Health Law, Costs Confusing For Consumers
Several news stories cover why and how health costs are determined, as a doctor group seeks to demystify the health law.
Kaiser Health News: Fixing Health Care Isn't About Party, 'It's About Building A Sustainable System' - The KHN Interview
[A]bout 15,000 physicians and medical students from around the country, working through the grassroots advocacy group Doctors for America, [haven taken] on the challenge of explaining the [health law] to patients and providers. ... Dr. Vivek Murthy, an attending physician at Brigham and Women's Hospital in Boston and the co-founder of Doctors for America: ... "Our thesis going in was that people didn't care if it was a Republican or a Democrat pushing for health care; ultimately what they cared about was how it could make their lives better. People would tell us they were worried about how expensive insurance had become [or] that coverage wouldn't be there for them when they got sick" (Kulkarni, 10/24).
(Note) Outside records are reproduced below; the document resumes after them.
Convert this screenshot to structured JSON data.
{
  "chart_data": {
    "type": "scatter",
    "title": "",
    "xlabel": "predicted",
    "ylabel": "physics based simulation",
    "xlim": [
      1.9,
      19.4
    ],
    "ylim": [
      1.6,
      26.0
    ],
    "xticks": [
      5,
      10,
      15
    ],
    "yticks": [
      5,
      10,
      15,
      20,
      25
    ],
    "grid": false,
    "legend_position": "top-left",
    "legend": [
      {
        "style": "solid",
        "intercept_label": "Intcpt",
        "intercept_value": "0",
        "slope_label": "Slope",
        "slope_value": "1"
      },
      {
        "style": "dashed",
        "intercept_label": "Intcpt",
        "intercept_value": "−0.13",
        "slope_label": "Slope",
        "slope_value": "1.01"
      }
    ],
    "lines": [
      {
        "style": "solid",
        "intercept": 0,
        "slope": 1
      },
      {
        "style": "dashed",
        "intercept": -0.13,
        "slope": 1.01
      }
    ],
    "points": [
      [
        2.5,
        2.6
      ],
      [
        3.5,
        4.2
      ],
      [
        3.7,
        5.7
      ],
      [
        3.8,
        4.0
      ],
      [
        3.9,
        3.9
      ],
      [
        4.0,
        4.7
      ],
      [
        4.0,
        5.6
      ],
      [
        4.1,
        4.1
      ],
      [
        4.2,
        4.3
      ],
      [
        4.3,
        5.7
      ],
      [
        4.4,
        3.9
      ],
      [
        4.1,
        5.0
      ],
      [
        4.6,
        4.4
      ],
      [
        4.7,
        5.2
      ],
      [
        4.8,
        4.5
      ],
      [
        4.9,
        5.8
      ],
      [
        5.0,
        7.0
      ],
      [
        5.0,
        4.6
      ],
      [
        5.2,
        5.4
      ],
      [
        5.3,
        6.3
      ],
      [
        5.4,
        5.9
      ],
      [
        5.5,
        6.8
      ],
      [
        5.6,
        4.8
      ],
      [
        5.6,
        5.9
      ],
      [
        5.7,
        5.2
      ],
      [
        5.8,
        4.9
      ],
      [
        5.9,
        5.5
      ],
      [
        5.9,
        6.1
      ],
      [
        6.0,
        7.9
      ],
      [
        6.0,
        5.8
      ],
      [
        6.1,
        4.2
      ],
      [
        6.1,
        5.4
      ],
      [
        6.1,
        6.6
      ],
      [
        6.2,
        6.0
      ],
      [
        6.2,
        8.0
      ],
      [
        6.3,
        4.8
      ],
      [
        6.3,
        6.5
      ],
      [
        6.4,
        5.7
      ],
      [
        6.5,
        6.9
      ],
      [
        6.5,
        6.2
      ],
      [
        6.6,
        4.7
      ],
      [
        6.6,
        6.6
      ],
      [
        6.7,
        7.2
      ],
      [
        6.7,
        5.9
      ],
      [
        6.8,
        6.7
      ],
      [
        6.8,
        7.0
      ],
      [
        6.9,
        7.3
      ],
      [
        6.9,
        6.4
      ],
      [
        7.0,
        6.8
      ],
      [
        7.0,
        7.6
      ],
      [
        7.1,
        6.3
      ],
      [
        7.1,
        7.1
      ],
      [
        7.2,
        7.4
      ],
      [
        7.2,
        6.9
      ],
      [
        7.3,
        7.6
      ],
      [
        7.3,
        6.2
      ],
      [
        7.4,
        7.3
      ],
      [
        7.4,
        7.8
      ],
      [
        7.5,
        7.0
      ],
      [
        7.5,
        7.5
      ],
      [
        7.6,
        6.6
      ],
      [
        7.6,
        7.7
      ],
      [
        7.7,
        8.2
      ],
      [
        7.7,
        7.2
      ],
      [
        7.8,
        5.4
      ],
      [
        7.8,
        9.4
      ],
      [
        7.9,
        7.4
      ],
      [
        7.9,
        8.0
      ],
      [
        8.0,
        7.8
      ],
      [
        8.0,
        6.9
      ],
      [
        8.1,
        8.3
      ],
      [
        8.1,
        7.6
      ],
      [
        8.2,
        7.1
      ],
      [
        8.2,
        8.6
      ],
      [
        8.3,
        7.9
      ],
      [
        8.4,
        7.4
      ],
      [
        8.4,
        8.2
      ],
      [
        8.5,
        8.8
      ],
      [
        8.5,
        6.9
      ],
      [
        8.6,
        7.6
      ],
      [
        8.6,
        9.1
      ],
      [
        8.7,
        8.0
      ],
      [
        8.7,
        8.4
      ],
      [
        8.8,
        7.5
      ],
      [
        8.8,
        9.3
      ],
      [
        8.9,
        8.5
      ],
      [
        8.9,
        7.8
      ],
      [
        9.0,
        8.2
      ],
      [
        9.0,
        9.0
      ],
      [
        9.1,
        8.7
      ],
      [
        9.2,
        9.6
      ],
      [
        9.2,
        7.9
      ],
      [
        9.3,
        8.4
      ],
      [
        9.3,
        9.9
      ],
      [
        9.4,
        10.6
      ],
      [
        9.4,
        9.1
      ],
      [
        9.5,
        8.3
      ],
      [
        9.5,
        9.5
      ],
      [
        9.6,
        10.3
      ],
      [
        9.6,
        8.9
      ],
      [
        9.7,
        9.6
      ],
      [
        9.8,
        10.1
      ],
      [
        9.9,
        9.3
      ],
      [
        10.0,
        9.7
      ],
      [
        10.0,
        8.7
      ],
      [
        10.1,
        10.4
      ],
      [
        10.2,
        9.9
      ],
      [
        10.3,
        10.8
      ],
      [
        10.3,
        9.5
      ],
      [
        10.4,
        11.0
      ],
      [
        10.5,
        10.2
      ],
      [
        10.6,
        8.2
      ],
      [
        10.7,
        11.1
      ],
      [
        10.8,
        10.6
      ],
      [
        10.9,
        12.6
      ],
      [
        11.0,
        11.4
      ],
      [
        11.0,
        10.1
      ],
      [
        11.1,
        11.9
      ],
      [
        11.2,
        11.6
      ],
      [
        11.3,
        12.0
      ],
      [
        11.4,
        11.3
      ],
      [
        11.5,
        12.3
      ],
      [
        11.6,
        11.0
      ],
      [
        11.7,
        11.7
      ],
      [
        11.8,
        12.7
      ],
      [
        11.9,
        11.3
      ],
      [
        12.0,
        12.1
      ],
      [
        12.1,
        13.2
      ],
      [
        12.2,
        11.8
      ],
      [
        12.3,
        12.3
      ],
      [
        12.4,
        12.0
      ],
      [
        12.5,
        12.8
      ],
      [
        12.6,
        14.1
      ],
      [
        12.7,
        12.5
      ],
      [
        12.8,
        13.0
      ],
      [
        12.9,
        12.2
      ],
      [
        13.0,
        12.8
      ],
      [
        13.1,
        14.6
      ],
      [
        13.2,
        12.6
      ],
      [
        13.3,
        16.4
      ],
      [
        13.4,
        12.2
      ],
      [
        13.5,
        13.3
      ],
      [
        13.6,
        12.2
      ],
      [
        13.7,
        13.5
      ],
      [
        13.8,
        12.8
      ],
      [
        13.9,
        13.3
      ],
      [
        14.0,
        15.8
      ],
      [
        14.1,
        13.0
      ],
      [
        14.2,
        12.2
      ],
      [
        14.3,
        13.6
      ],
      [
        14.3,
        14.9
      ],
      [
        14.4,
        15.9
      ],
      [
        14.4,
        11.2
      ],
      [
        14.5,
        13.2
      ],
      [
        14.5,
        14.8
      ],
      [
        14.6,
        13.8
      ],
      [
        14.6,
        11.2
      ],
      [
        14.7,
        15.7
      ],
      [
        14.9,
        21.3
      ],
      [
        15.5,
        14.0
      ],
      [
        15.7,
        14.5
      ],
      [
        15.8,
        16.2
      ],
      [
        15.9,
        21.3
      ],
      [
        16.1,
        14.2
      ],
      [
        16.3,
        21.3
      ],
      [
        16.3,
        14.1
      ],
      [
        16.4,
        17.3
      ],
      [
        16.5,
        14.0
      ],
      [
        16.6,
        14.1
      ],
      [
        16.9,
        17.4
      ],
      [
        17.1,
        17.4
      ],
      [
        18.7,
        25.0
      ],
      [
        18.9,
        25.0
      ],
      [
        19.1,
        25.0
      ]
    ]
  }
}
CBS (Video): LaPook: Extra Doc Fees Result Of System "Where Meter Is Running"
Susan Krantz says her doctor charged her an extra $50 for asking questions during her annual physical. But it's not just Krantz that's noticing these fees. It's becoming a problem for patients all over the country. CBS medical correspondent Dr. Jon LaPook said on "CBS This Morning" ... [insurers] will pay for a once-a-year preventative visit that covers what's happened in the last year and pre-existing conditions. However, if something new comes up that takes time to discuss, the doctor will charge again. "The patient should be warned (they'll be charged) beforehand," LaPook said (10/24).
Kaiser Health News: Seven Factors Driving Up Your Health Care Costs
There is no one villain in the battle against rising health care costs. Currently, the United States spends more on health care services than any other country, exceeding $2.6 trillion, or about 18 percent of gross domestic product. Most years, medical spending rises faster than inflation and the economy as a whole. Many factors -- and nearly everyone -- contributes to those increases (Appleby, 10/24).